1857年にドイツとフランスの研究者であるヘルマン・ゴルトシュミットによって発見された小惑星「ニサ」は、長い間、火星と木星の間を回る謎の光る岩石だと考えられていました。しかし、最新の技術によって、この小惑星がこれまでにない珍しい構造を持っていることが明らかになりました。
最近の観測によると、ニサは1つの球体ではなく、3つの異なる天体が合体したものだということが分かりました。このように3つの天体がくっついている小惑星は、世界で初めて確認されました。さらに、2026年の初めには、ニサの周りを回る直径わずか1キロメートルほどの小さな月も発見されました。

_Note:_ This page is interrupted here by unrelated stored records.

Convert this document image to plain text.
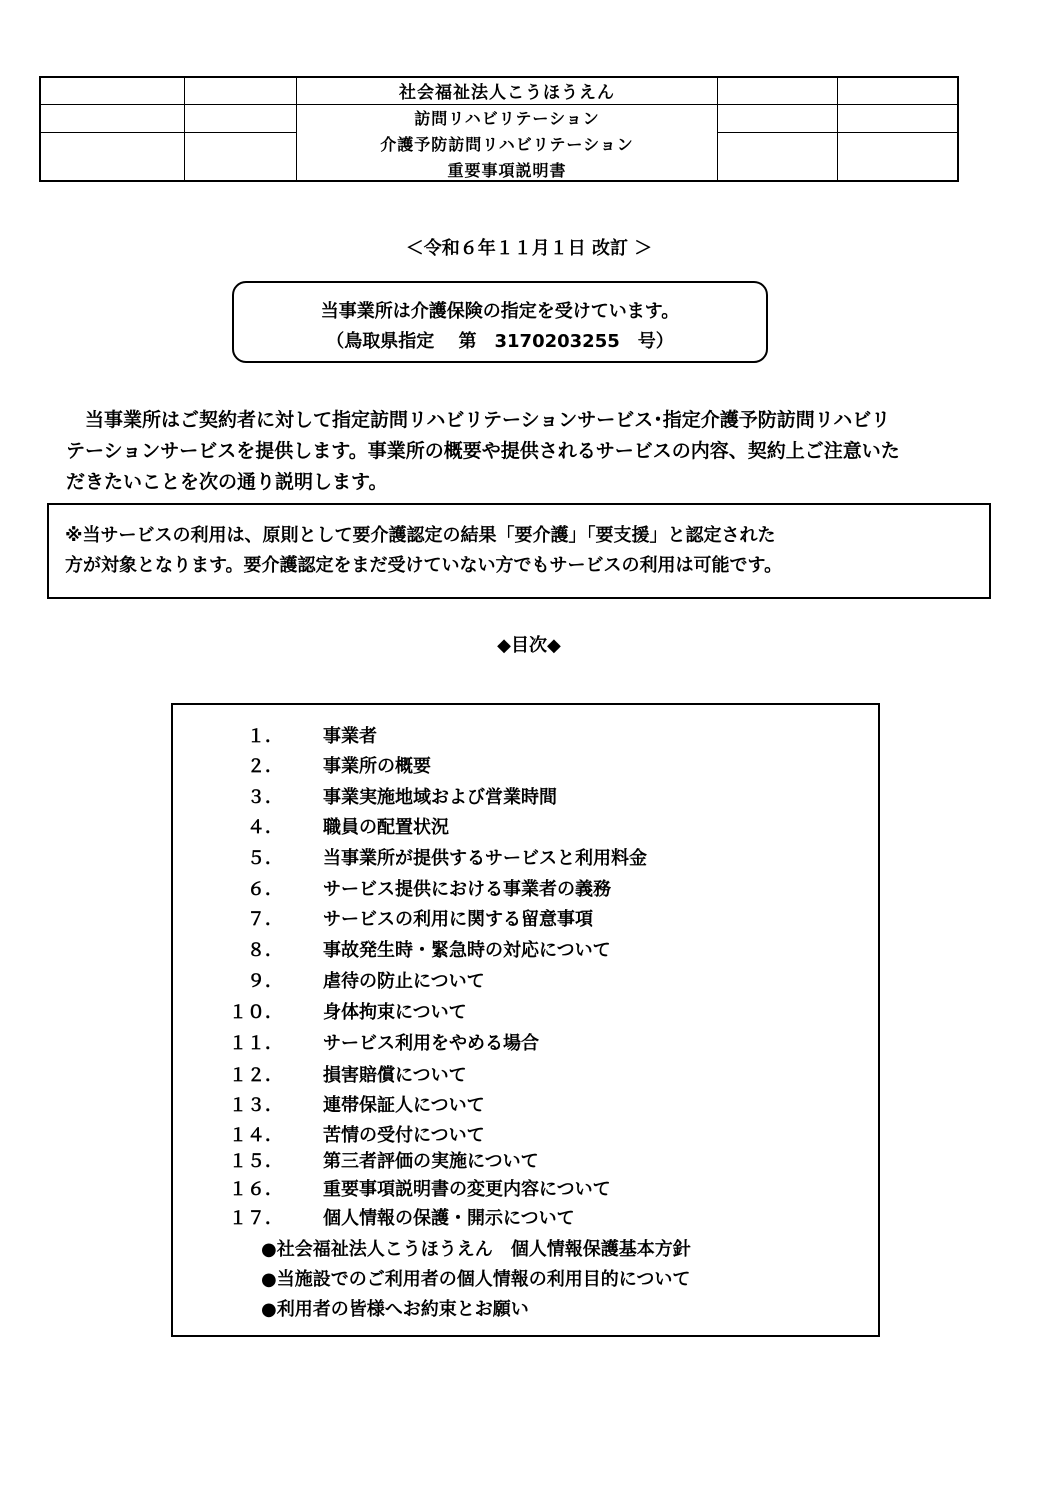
社会福祉法人こうほうえん
訪問リハビリテーション
介護予防訪問リハビリテーション
重要事項説明書
＜令和６年１１月１日 改訂 ＞
当事業所は介護保険の指定を受けています。
（鳥取県指定　 第　3170203255　号）
　当事業所はご契約者に対して指定訪問リハビリテーションサービス･指定介護予防訪問リハビリ
テーションサービスを提供します。事業所の概要や提供されるサービスの内容、契約上ご注意いた
だきたいことを次の通り説明します。
※当サービスの利用は、原則として要介護認定の結果「要介護」「要支援」と認定された
方が対象となります。要介護認定をまだ受けていない方でもサービスの利用は可能です。
◆目次◆
１． 事業者
２． 事業所の概要
３． 事業実施地域および営業時間
４． 職員の配置状況
５． 当事業所が提供するサービスと利用料金
６． サービス提供における事業者の義務
７． サービスの利用に関する留意事項
８． 事故発生時・緊急時の対応について
９． 虐待の防止について
１０． 身体拘束について
１１． サービス利用をやめる場合
１２． 損害賠償について
１３． 連帯保証人について
１４． 苦情の受付について
１５． 第三者評価の実施について
１６． 重要事項説明書の変更内容について
１７． 個人情報の保護・開示について
●社会福祉法人こうほうえん　個人情報保護基本方針
●当施設でのご利用者の個人情報の利用目的について
●利用者の皆様へお約束とお願い
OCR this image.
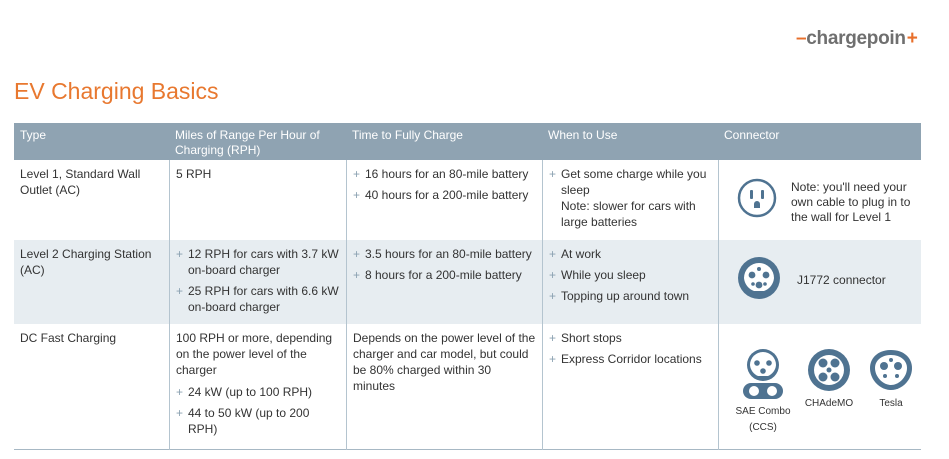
–chargepoin+
EV Charging Basics
Type	Miles of Range Per Hour of Charging (RPH)
Time to Fully Charge	When to Use	Connector
Level 1, Standard Wall Outlet (AC)
5 RPH
+	16 hours for an 80-mile battery
+ 40 hours for a 200-mile battery
+ Get some charge while you sleep
Note: slower for cars with large batteries
Note: you'll need your own cable to plug in to the wall for Level 1
Level 2 Charging Station (AC)
+ 12 RPH for cars with 3.7 kW on-board charger
+ 25 RPH for cars with 6.6 kW on-board charger
+ 3.5 hours for an 80-mile battery
+ 8 hours for a 200-mile battery
+ At work
+ While you sleep
+ Topping up around town
J1772 connector
DC Fast Charging	100 RPH or more, depending on the power level of the charger
+ 24 kW (up to 100 RPH)
+ 44 to 50 kW (up to 200 RPH)
Depends on the power level of the charger and car model, but could be 80% charged within 30 minutes
+ Short stops
+ Express Corridor locations
SAE Combo (CCS)
CHAdeMO	Tesla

ニサは光を強く反射する鉱物でできているため、非常に明るく輝いています。そのため、その強い光に隠れた小さな月を見つけることは、技術的にとても難しい挑戦でした。研究チームは、地球上の強力な望遠鏡と特別な画像処理技術を使うことで、この月を発見することに成功しました。
この不思議な3つの部分からなる構造は、大昔に他の天体と衝突したときの破片が、ゆっくりと集まってできたのではないかと考えられています。研究者たちは、今後この月の軌道を詳しく調べることで、太陽系がどのように作られたのかという謎に迫りたいと考えています。